With such a vast quantity of personal space and more pillow-strewn lounge nooks than I could depend on one hand, it was alarmingly simple to slip into a beachy bliss. From the sun chairs on my vacation home’s deck, I could look for hours at the blue-green horizon, enjoying whip-quick birds chase after flies in the jungle fringe and geckos indulging in the sun. In between dips in my personal pool and the gin-clear ocean out front, I ‘d challenge my Kindle batteries reading up on the interesting history of the African island that laid on the horizon. My butler was simply a WhatsApp-message away to provide fresh pineapple juice, iced lattes, or a full-fledged in-room breakfast or dinner with whatever from Malagasy vanilla crepes to cheese platters to healthy smoothie bowls topped with local cocoa nibs. I could’ve easily spent my midweek stay here, not leaving my vacation home at all. And as South African resort manager Craig Gemmell told me over dinner one night, numerous visitors would– some for more than 2 weeks at a time.
I, though, was itching to see more of the island and its environments. During a directed jungle walk around the island, I identified a number of more chameleons, lots of geckos, and orchid types that might only be discovered in this part of the nation.

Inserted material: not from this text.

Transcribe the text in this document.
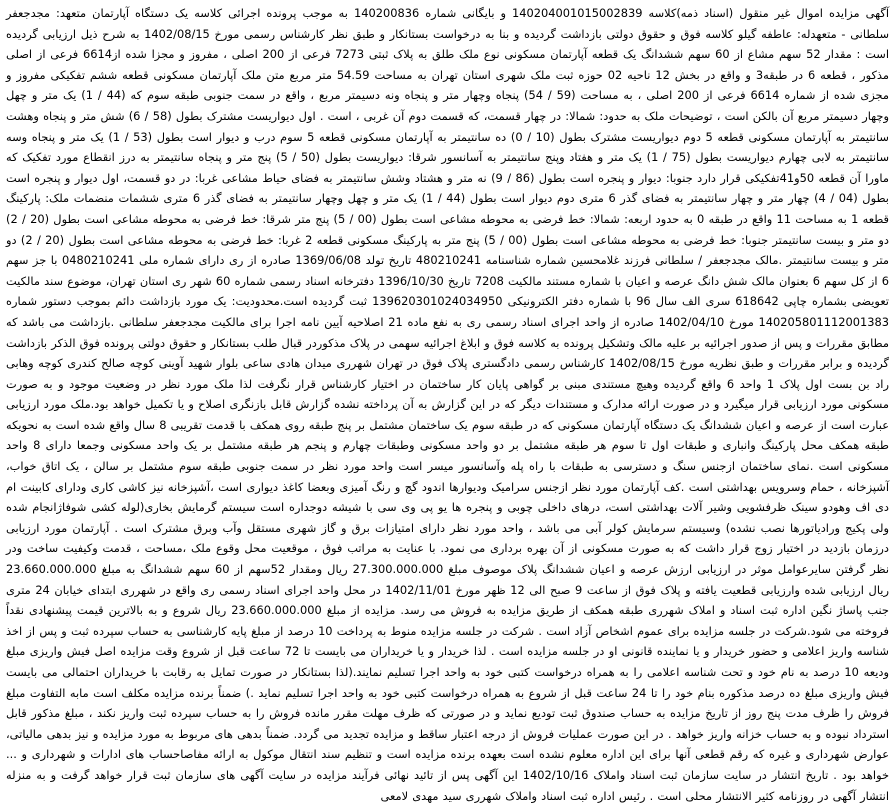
آگهی مزایده اموال غیر منقول (اسناد ذمه)کلاسه 140204001015002839 و بایگانی شماره 140200836 به موجب پرونده اجرائی کلاسه یک دستگاه آپارتمان متعهد: مجدجعفر سلطانی - متعهدله: عاطفه گیلو کلاسه فوق و حقوق دولتی بازداشت گردیده و بنا به درخواست بستانکار و طبق نظر کارشناس رسمی مورخ 1402/08/15 به شرح ذیل ارزیابی گردیده است : مقدار 52 سهم مشاع از 60 سهم ششدانگ یک قطعه آپارتمان مسکونی نوع ملک طلق به پلاک ثبتی 7273 فرعی از 200 اصلی ، مفروز و مجزا شده از6614 فرعی از اصلی مذکور ، قطعه 6 در طبقه3 و واقع در بخش 12 ناحیه 02 حوزه ثبت ملک شهری استان تهران به مساحت 54.59 متر مربع متن ملک آپارتمان مسکونی قطعه ششم تفکیکی مفروز و مجزی شده از شماره 6614 فرعی از 200 اصلی ، به مساحت (59 / 54) پنجاه وچهار متر و پنجاه ونه دسیمتر مربع ، واقع در سمت جنوبی طبقه سوم که (44 / 1) یک متر و چهل وچهار دسیمتر مربع آن بالکن است ، توضیحات ملک به حدود: شمالا: در چهار قسمت، که قسمت دوم آن غربی ، است . اول دیواریست مشترک بطول (58 / 6) شش متر و پنجاه وهشت سانتیمتر به آپارتمان مسکونی قطعه 5 دوم دیواریست مشترک بطول (10 / 0) ده سانتیمتر به آپارتمان مسکونی قطعه 5 سوم درب و دیوار است بطول (53 / 1) یک متر و پنجاه وسه سانتیمتر به لابی چهارم دیواریست بطول (75 / 1) یک متر و هفتاد وپنج سانتیمتر به آسانسور شرقا: دیواریست بطول (50 / 5) پنج متر و پنجاه سانتیمتر به درز انقطاع مورد تفکیک که ماورا آن قطعه 50و41تفکیکی قرار دارد جنوبا: دیوار و پنجره است بطول (86 / 9) نه متر و هشتاد وشش سانتیمتر به فضای حیاط مشاعی غربا: در دو قسمت، اول دیوار و پنجره است بطول (04 / 4) چهار متر و چهار سانتیمتر به فضای گذر 6 متری دوم دیوار است بطول (44 / 1) یک متر و چهل وچهار سانتیمتر به فضای گذر 6 متری ششمات منضمات ملک: پارکینگ قطعه 1 به مساحت 11 واقع در طبقه 0 به حدود اربعه: شمالا: خط فرضی به محوطه مشاعی است بطول (00 / 5) پنج متر شرقا: خط فرضی به محوطه مشاعی است بطول (20 / 2) دو متر و بیست سانتیمتر جنوبا: خط فرضی به محوطه مشاعی است بطول (00 / 5) پنج متر به پارکینگ مسکونی قطعه 2 غربا: خط فرضی به محوطه مشاعی است بطول (20 / 2) دو متر و بیست سانتیمتر .مالک مجدجعفر / سلطانی فرزند غلامحسین شماره شناسنامه 480210241 تاریخ تولد 1369/06/08 صادره از ری دارای شماره ملی 0480210241 با جز سهم 6 از کل سهم 6 بعنوان مالک شش دانگ عرصه و اعیان با شماره مستند مالکیت 7208 تاریخ 1396/10/30 دفترخانه اسناد رسمی شماره 60 شهر ری استان تهران، موضوع سند مالکیت تعویضی بشماره چاپی 618642 سری الف سال 96 با شماره دفتر الکترونیکی 139620301024034950 ثبت گردیده است.محدودیت: یک مورد بازداشت دائم بموجب دستور شماره 140205801112001383 مورخ 1402/04/10 صادره از واحد اجرای اسناد رسمی ری به نفع ماده 21 اصلاحیه آیین نامه اجرا برای مالکیت مجدجعفر سلطانی .بازداشت می باشد که مطابق مقررات و پس از صدور اجرائیه بر علیه مالک وتشکیل پرونده به کلاسه فوق و ابلاغ اجرائیه سهمی در پلاک مذکوردر قبال طلب بستانکار و حقوق دولتی پرونده فوق الذکر بازداشت گردیده و برابر مقررات و طبق نظریه مورخ 1402/08/15 کارشناس رسمی دادگستری پلاک فوق در تهران شهرری میدان هادی ساعی بلوار شهید آوینی کوچه صالح کندری کوچه وهابی راد بن بست اول پلاک 1 واحد 6 واقع گردیده وهیچ مستندی مبنی بر گواهی پایان کار ساختمان در اختیار کارشناس قرار نگرفت لذا ملک مورد نظر در وضعیت موجود و به صورت مسکونی مورد ارزیابی قرار میگیرد و در صورت ارائه مدارک و مستندات دیگر که در این گزارش به آن پرداخته نشده گزارش قابل بازنگری اصلاح و یا تکمیل خواهد بود.ملک مورد ارزیابی عبارت است از عرصه و اعیان ششدانگ یک دستگاه آپارتمان مسکونی که در طبقه سوم یک ساختمان مشتمل بر پنج طبقه روی همکف با قدمت تقریبی 8 سال واقع شده است به نحویکه طبقه همکف محل پارکینگ وانباری و طبقات اول تا سوم هر طبقه مشتمل بر دو واحد مسکونی وطبقات چهارم و پنجم هر طبقه مشتمل بر یک واحد مسکونی وجمعا دارای 8 واحد مسکونی است .نمای ساختمان ازجنس سنگ و دسترسی به طبقات با راه پله وآسانسور میسر است واحد مورد نظر در سمت جنوبی طبقه سوم مشتمل بر سالن ، یک اتاق خواب، آشپزخانه ، حمام وسرویس بهداشتی است .کف آپارتمان مورد نظر ازجنس سرامیک وديوارها اندود گچ و رنگ آمیزی وبعضا کاغذ دیواری است ،آشپزخانه نیز کاشی کاری ودارای کابینت ام دی اف وهودو سینک ظرفشویی وشیر آلات بهداشتی است، درهای داخلی چوبی و پنجره ها یو پی وی سی با شیشه دوجداره است سیستم گرمایش بخاری(لوله کشی شوفاژانجام شده ولی پکیج ورادیاتورها نصب نشده) وسیستم سرمایش کولر آبی می باشد ، واحد مورد نظر دارای امتیازات برق و گاز شهری مستقل وآب وبرق مشترک است . آپارتمان مورد ارزیابی درزمان بازدید در اختیار زوج قرار داشت که به صورت مسکونی از آن بهره برداری می نمود. با عنایت به مراتب فوق ، موقعیت محل وقوع ملک ،مساحت ، قدمت وکیفیت ساخت ودر نظر گرفتن سایرعوامل موثر در ارزیابی ارزش عرصه و اعیان ششدانگ پلاک موصوف مبلغ 27.300.000.000 ریال ومقدار 52سهم از 60 سهم ششدانگ به مبلغ 23.660.000.000 ریال ارزیابی شده وارزیابی قطعیت یافته و پلاک فوق از ساعت 9 صبح الی 12 ظهر مورخ 1402/11/01 در محل واحد اجرای اسناد رسمی ری واقع در شهرری ابتدای خیابان 24 متری جنب پاساژ نگین اداره ثبت اسناد و املاک شهرری طبقه همکف از طریق مزایده به فروش می رسد. مزایده از مبلغ 23.660.000.000 ریال شروع و به بالاترین قیمت پیشنهادی نقداً فروخته می شود.شرکت در جلسه مزایده برای عموم اشخاص آزاد است . شرکت در جلسه مزایده منوط به پرداخت 10 درصد از مبلغ پایه کارشناسی به حساب سپرده ثبت و پس از اخذ شناسه واریز اعلامی و حضور خریدار و یا نماینده قانونی او در جلسه مزایده است . لذا خریدار و یا خریداران می بایست تا 72 ساعت قبل از شروع وقت مزایده اصل فیش واریزی مبلغ ودیعه 10 درصد به نام خود و تحت شناسه اعلامی را به همراه درخواست کتبی خود به واحد اجرا تسلیم نمایند.(لذا بستانکار در صورت تمایل به رقابت با خریداران احتمالی می بایست فیش واریزی مبلغ ده درصد مذکوره بنام خود را تا 24 ساعت قبل از شروع به همراه درخواست کتبی خود به واحد اجرا تسلیم نماید .) ضمناً برنده مزایده مکلف است مابه التفاوت مبلغ فروش را ظرف مدت پنج روز از تاریخ مزایده به حساب صندوق ثبت توديع نمايد و در صورتی که ظرف مهلت مقرر مانده فروش را به حساب سپرده ثبت واریز نکند ، مبلغ مذکور قابل استرداد نبوده و به حساب خزانه واریز خواهد . در این صورت عملیات فروش از درجه اعتبار ساقط و مزایده تجدید می گردد. ضمناً بدهی های مربوط به مورد مزایده و نیز بدهی مالیاتی، عوارض شهرداری و غیره که رقم قطعی آنها برای این اداره معلوم نشده است بعهده برنده مزایده است و تنظیم سند انتقال موکول به ارائه مفاصاحساب های ادارات و شهرداری و ... خواهد بود . تاریخ انتشار در سایت سازمان ثبت اسناد واملاک 1402/10/16 این آگهی پس از تائید نهائی فرآیند مزایده در سایت آگهی های سازمان ثبت قرار خواهد گرفت و به منزله انتشار آگهی در روزنامه کثیر الانتشار محلی است . رئیس اداره ثبت اسناد واملاک شهرری سید مهدی لامعی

Back at the resort, the Piazza, Miavana’s beachfront event area, offered more factors to leave my villa. It’s home to the communal pool– a sweeping white number lined with loungers and gauzy curtains billowing in the wind– and a small museum studded with taxidermied bugs and bones from now-extinct local animal types (the Madagasy pygmy hippopotamus and elephant bird eggs among them). One afternoon, I bought a table-spanning spread of Madagasy curries and grilled fish for lunch and a completely cheesy pizza margarita for dinner.

It’s among the most expensive resorts in the world, but the rate includes plenty of benefits: all meals and drinks, consisting of top-shelf spirits and numerous premium red wines. Visitors likewise don’t have to pay extra for scuba dives, boat cruises around the island chain, or assisted island excursions.

Still, it’s hard to put a price on a place this unique. “What makes Miavana unbeatable is its distance to some of the Earth’s most precious wildlife,” says Bjorn Behlert, senior travel consultant for Africa at high-end tour operator Scott Dunn, who routinely books his customers here. “From the tops of baobab trees to down deep in the coral reefs, there are surprises all over. Its stunning biodiversity combined with a genuinely distinct high-end experience is one of the many reasons visitors book– and re-book– this remote island resort.”